GLM-5.2 is Z.ai's flagship reasoning and coding model, released on June 13, 2026. It pairs a one-million-token context window with adjustable reasoning effort, so you can dial how hard the model thinks before it answers, and it ships with built-in web search and tool calling. Z.ai positions it as a coding-first model that keeps strong general reasoning, and recommends maximum reasoning effort for complex, multi-step engineering work.

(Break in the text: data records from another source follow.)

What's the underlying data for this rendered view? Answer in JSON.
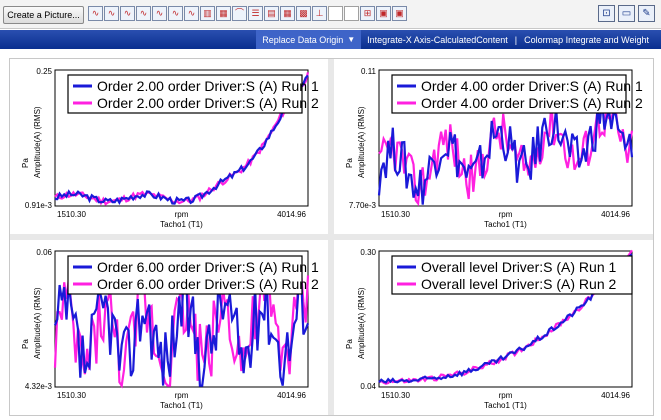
{
  "toolbar": {
    "create_label": "Create a Picture...",
    "icons": [
      "chart-icon",
      "chart-icon",
      "chart-icon",
      "chart-icon",
      "chart-icon",
      "chart-icon",
      "chart-icon",
      "bar-chart-icon",
      "map-icon",
      "curve-icon",
      "list-icon",
      "tag-icon",
      "table-icon",
      "grid-icon",
      "axis-icon",
      "blank-icon",
      "blank-icon",
      "zoom-icon",
      "picture-icon",
      "picture-icon"
    ],
    "right_icons": [
      "panel-icon",
      "document-icon",
      "edit-icon"
    ]
  },
  "tabs": [
    {
      "label": "Replace Data Origin",
      "active": true,
      "caret": "▼"
    },
    {
      "label": "Integrate-X Axis-CalculatedContent",
      "active": false
    },
    {
      "label": "Colormap Integrate and Weight",
      "active": false
    }
  ],
  "tab_separator": "|",
  "colors": {
    "run1": "#1a1ad8",
    "run2": "#ff20e0",
    "tabbar": "#0a2f8f"
  },
  "charts": [
    {
      "y_top": "0.25",
      "y_bottom": "0.91e-3",
      "x_left": "1510.30",
      "x_right": "4014.96",
      "x_unit": "rpm",
      "x_name": "Tacho1 (T1)",
      "y_unit": "Pa",
      "y_name": "Amplitude(A) (RMS)",
      "legend": [
        "Order 2.00 order Driver:S (A) Run 1",
        "Order 2.00 order Driver:S (A) Run 2"
      ]
    },
    {
      "y_top": "0.11",
      "y_bottom": "7.70e-3",
      "x_left": "1510.30",
      "x_right": "4014.96",
      "x_unit": "rpm",
      "x_name": "Tacho1 (T1)",
      "y_unit": "Pa",
      "y_name": "Amplitude(A) (RMS)",
      "legend": [
        "Order 4.00 order Driver:S (A) Run 1",
        "Order 4.00 order Driver:S (A) Run 2"
      ]
    },
    {
      "y_top": "0.06",
      "y_bottom": "4.32e-3",
      "x_left": "1510.30",
      "x_right": "4014.96",
      "x_unit": "rpm",
      "x_name": "Tacho1 (T1)",
      "y_unit": "Pa",
      "y_name": "Amplitude(A) (RMS)",
      "legend": [
        "Order 6.00 order Driver:S (A) Run 1",
        "Order 6.00 order Driver:S (A) Run 2"
      ]
    },
    {
      "y_top": "0.30",
      "y_bottom": "0.04",
      "x_left": "1510.30",
      "x_right": "4014.96",
      "x_unit": "rpm",
      "x_name": "Tacho1 (T1)",
      "y_unit": "Pa",
      "y_name": "Amplitude(A) (RMS)",
      "legend": [
        "Overall level Driver:S (A) Run 1",
        "Overall level Driver:S (A) Run 2"
      ]
    }
  ]
}
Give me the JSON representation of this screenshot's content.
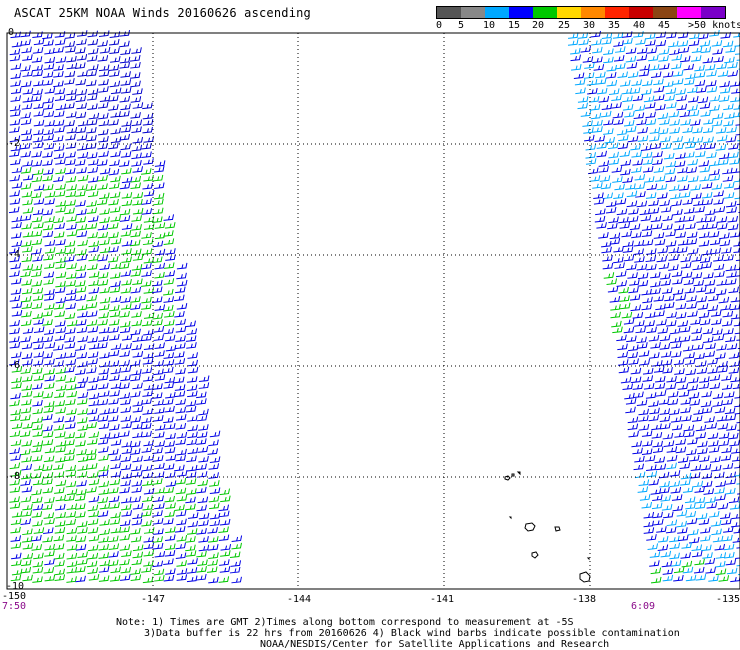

GLM-5.2 is live on EmpirioLabs today through an OpenAI-compatible API, with text input and output, a 1M token context, up to 128K output tokens, function calling, JSON mode structured output, and streaming. Try it in the playground or call it from any OpenAI-compatible client. The full spec and current rates live on the GLM-5.2 model page and the API docs.

Pricing

Billing is usage based with no subscription: input and output tokens are metered per token, and each built-in web search adds a small per-call fee that applies only when a search actually runs. There is no separate cache tier. Current per-token rates always live on the model page and the pricing page, which stay in sync with what you are charged.

Quickstart

Point any OpenAI SDK at the EmpirioLabs base URL and pass glm-5-2 as the model:

from openai import OpenAI

client = OpenAI(
    base_url="https://api.empiriolabs.ai/v1",
    api_key="YOUR_EMPIRIOLABS_API_KEY",
)

resp = client.chat.completions.create(
    model="glm-5-2",
    messages=[
        {"role": "user", "content": "Refactor this Python loop into a list comprehension and explain why."},
    ],
    reasoning_effort="high",
)

print(resp.choices[0].message.content)

Reasoning effort

GLM-5.2 exposes a native reasoning_effort control with levels from minimal up to max, plus none to turn thinking off entirely. The default is max, which Z.ai recommends for complex coding. Lower the effort for faster, cheaper replies on simple turns, or set enable_thinking to false for the lowest-latency path. When the model thinks, the reasoning is returned alongside the answer so you can show it or hide it.

Web search

Set tool_web_search to true to let GLM-5.2 pull live results into its answer. The model decides when to search, cites what it used, and the per-call fee applies only when a search runs. Leave it off for fully offline reasoning.

Good to know

For strict structured output, run with thinking disabled so the model returns clean JSON without an interleaved reasoning trace. GLM-5.2 is text in and text out: for image or video understanding, pick a multimodal model from the catalog. The one-million-token context comfortably holds large codebases, long transcripts, and multi-file refactors in a single request.